Israeli police with clubs and automatic weapons were still on guard at the gates to the walled old city. Plenty of Israelis believe that Palestinians have no interest in peace.

Palestinians feel the same about Israelis and were still simmering with anger and resentment about the expansion of Jewish settlements - and about the way that the Israelis sometimes strip Palestinians born in the city of residence rights if they spend time abroad.

There is nothing new in any of that.

Deadly flare-up

For so many years, the conflict between the Israelis and the Palestinians has dominated the Middle East.

This year, the two sides have been as immersed as ever in their struggle. But most of the time, the world has not been watching.
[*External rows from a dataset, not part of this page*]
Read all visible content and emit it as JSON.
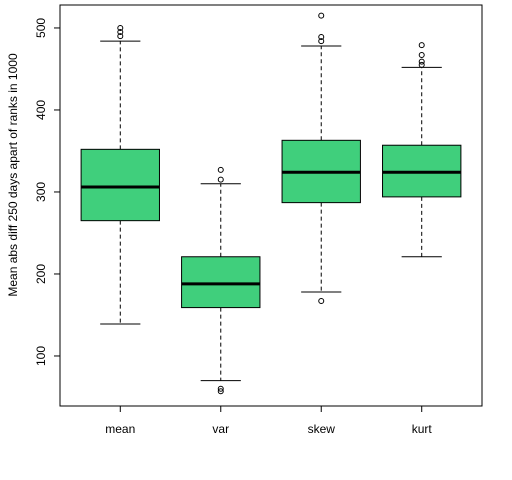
{
  "chart_data": {
    "type": "boxplot",
    "y_label": "Mean abs diff 250 days apart of ranks in 1000",
    "categories": [
      "mean",
      "var",
      "skew",
      "kurt"
    ],
    "color": "#40cf7c",
    "ylim": [
      39,
      528
    ],
    "yticks": [
      100,
      200,
      300,
      400,
      500
    ],
    "boxes": [
      {
        "low": 139,
        "q1": 265,
        "median": 306,
        "q3": 352,
        "high": 484,
        "outliers": [
          490,
          495,
          500
        ]
      },
      {
        "low": 70,
        "q1": 159,
        "median": 188,
        "q3": 221,
        "high": 310,
        "outliers": [
          327,
          315,
          60,
          57
        ]
      },
      {
        "low": 178,
        "q1": 287,
        "median": 324,
        "q3": 363,
        "high": 478,
        "outliers": [
          515,
          489,
          484,
          167
        ]
      },
      {
        "low": 221,
        "q1": 294,
        "median": 324,
        "q3": 357,
        "high": 452,
        "outliers": [
          479,
          467,
          459,
          455
        ]
      }
    ]
  }
}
The main event has been elsewhere.

But that does not mean it is all over.

In fact - and I am shuddering a little as I write these words, as I have written them so often before - the signs are not good.

Unless you follow the Middle East closely, you can be forgiven this week for not paying much attention to the bloodshed in and around Gaza.
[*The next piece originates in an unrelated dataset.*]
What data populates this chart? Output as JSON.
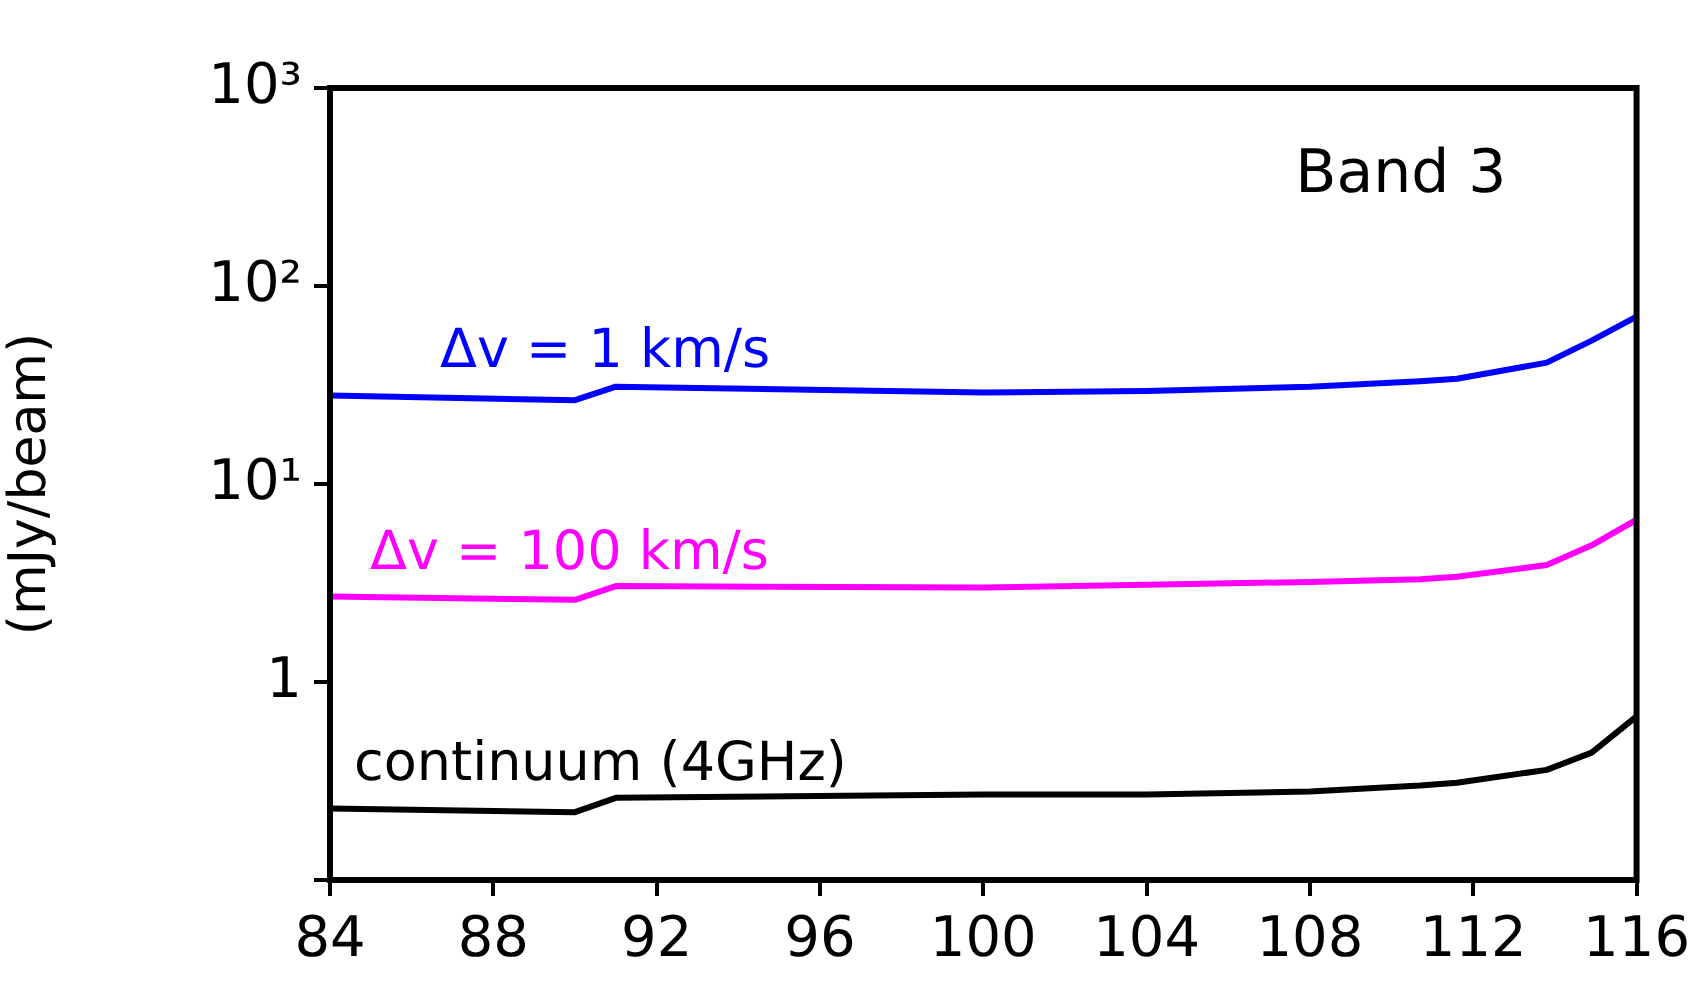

Another serious and deadly flare-up is happening between Israel and Hamas, Gaza's radical Palestinian rulers.

What makes this one even more significant than usual is that it is coming during this time of change.

The latest round was ignited by the deaths of eight Israelis, killed by gunmen who crossed the border from Egypt.
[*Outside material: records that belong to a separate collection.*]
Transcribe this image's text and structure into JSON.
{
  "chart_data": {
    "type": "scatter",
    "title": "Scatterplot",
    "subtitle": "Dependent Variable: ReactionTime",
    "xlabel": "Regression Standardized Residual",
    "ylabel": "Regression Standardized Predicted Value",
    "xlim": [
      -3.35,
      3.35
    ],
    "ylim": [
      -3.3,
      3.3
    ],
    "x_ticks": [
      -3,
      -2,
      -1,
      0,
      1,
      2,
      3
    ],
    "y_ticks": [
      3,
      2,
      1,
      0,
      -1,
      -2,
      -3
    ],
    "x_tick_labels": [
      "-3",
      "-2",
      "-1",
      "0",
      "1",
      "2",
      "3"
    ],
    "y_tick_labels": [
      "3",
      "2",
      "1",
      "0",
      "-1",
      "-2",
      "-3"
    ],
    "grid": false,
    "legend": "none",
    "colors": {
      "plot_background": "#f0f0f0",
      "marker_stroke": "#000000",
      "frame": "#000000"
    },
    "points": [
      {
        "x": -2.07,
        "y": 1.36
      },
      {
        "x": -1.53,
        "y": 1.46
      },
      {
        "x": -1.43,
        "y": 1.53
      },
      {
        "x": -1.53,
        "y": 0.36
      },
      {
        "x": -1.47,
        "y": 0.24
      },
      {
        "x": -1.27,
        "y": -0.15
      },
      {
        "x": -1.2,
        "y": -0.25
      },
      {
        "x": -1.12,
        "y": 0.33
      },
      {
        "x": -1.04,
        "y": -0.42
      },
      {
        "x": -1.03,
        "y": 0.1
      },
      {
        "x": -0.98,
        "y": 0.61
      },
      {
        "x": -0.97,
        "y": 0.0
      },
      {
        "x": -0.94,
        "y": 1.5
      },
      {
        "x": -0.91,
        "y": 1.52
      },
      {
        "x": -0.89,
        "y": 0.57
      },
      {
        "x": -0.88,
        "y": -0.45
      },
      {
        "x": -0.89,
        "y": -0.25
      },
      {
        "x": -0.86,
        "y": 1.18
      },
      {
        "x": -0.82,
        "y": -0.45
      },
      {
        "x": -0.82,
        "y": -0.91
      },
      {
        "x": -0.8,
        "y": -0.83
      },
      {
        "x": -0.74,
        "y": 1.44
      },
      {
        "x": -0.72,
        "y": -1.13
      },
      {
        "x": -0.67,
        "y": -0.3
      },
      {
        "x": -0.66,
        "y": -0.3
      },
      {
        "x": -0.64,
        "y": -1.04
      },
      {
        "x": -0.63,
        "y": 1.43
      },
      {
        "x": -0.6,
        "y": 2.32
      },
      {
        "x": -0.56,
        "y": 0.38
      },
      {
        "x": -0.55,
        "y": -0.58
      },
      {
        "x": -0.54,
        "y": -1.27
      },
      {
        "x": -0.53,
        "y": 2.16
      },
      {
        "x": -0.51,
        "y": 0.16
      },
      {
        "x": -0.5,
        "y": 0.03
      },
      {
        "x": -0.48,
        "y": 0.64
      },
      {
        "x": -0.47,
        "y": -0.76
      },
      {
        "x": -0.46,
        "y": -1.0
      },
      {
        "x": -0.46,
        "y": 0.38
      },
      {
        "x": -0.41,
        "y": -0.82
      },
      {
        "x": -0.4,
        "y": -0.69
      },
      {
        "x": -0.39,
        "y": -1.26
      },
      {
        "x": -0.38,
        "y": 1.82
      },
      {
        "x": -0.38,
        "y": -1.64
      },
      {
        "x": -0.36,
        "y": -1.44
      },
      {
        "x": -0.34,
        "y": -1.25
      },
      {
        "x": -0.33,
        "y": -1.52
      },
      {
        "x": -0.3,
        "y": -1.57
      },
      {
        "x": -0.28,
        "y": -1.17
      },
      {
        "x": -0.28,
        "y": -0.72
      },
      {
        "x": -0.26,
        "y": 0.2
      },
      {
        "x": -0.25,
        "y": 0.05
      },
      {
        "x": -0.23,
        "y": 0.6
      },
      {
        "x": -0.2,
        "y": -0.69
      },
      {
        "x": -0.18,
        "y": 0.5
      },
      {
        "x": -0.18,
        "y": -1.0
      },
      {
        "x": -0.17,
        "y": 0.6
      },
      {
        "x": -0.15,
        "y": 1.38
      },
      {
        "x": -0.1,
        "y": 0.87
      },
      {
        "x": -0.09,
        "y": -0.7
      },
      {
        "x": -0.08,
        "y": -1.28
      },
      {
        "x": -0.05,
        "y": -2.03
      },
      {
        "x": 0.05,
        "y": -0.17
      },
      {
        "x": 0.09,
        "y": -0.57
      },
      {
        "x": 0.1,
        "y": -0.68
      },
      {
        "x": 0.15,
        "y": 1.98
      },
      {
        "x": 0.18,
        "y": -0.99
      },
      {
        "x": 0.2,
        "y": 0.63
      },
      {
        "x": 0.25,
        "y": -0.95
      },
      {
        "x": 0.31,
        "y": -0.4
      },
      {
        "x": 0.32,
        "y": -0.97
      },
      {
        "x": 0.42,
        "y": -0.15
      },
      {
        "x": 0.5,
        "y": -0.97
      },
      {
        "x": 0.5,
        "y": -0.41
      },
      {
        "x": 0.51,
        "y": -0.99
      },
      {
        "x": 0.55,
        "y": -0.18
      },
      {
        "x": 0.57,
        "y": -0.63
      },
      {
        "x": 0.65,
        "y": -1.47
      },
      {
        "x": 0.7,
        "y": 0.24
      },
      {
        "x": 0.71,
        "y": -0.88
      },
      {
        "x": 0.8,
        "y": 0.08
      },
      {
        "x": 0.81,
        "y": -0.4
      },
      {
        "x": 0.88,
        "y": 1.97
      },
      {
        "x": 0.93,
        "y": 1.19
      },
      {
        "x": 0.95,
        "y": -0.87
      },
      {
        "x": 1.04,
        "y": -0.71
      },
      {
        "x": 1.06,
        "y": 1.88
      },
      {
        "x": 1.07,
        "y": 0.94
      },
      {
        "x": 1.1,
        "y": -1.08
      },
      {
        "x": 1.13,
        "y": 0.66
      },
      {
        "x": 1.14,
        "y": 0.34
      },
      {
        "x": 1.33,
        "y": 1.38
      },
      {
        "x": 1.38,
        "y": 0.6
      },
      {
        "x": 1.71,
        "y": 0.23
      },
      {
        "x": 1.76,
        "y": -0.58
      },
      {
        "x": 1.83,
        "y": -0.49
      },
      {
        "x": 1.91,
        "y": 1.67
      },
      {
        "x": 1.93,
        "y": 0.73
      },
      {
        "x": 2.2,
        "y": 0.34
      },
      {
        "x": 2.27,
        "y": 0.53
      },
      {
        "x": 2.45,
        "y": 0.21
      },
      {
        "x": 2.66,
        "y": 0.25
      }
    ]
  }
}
Israel's Defence Minister, Ehud Barak, believes that since the revolution, Cairo has been losing control of the Sinai desert, making it an attractive place for jihadists and Palestinian radicals.

Palestinian independence

And there might be political change coming to the conflict too.
Hamas's rivals for Palestinian leadership, the group around President Mahmoud Abbas, are preparing to take their case for independence to the United Nations in New York next month.

Israel is against, and in the Security Council the Americans are expected to use their veto.

But Palestinians want the General Assembly, where there are no vetoes, to recognise not just their independence - that is clearly a symbolic matter at the moment - but also the route of their future borders.

That is not symbolic because the General Assembly is likely to support the Palestinian view of how much land they should get, and not the Israeli one.

The Palestinians, who so far are resisting pressure from the Americans to drop the plan, believe they can change the game by getting the world more directly behind them.

And they think the reaction so far of Israel's Prime Minister Benjamin Netanyahu, shows that they have got him worried.

His government is suffering from an overdose of new challenges this year.

Over the summer a new protest movement has sprouted in Israel, demanding a fairer society, disgusted by the power of a handful of billionaire tycoons in a country that used to regard itself as egalitarian.

It has adopted some of the techniques of Arab protesters - setting up tented camps, starting in one of Tel Aviv's richest boulevards.

They have even come up with Hebrew versions of some of the Arabic chants for change that they have been watching on TV.

The old Middle East suited the Israelis. But it is disappearing.

A top Israeli journalist told me a few years ago that every morning the foreign ministry in Jerusalem offered a prayer for the health of President Mubarak.

What he meant was that Israel believed the best way to manage the threats it saw in the old Middle East was to make sure that nothing changed.

But this year, change is everywhere.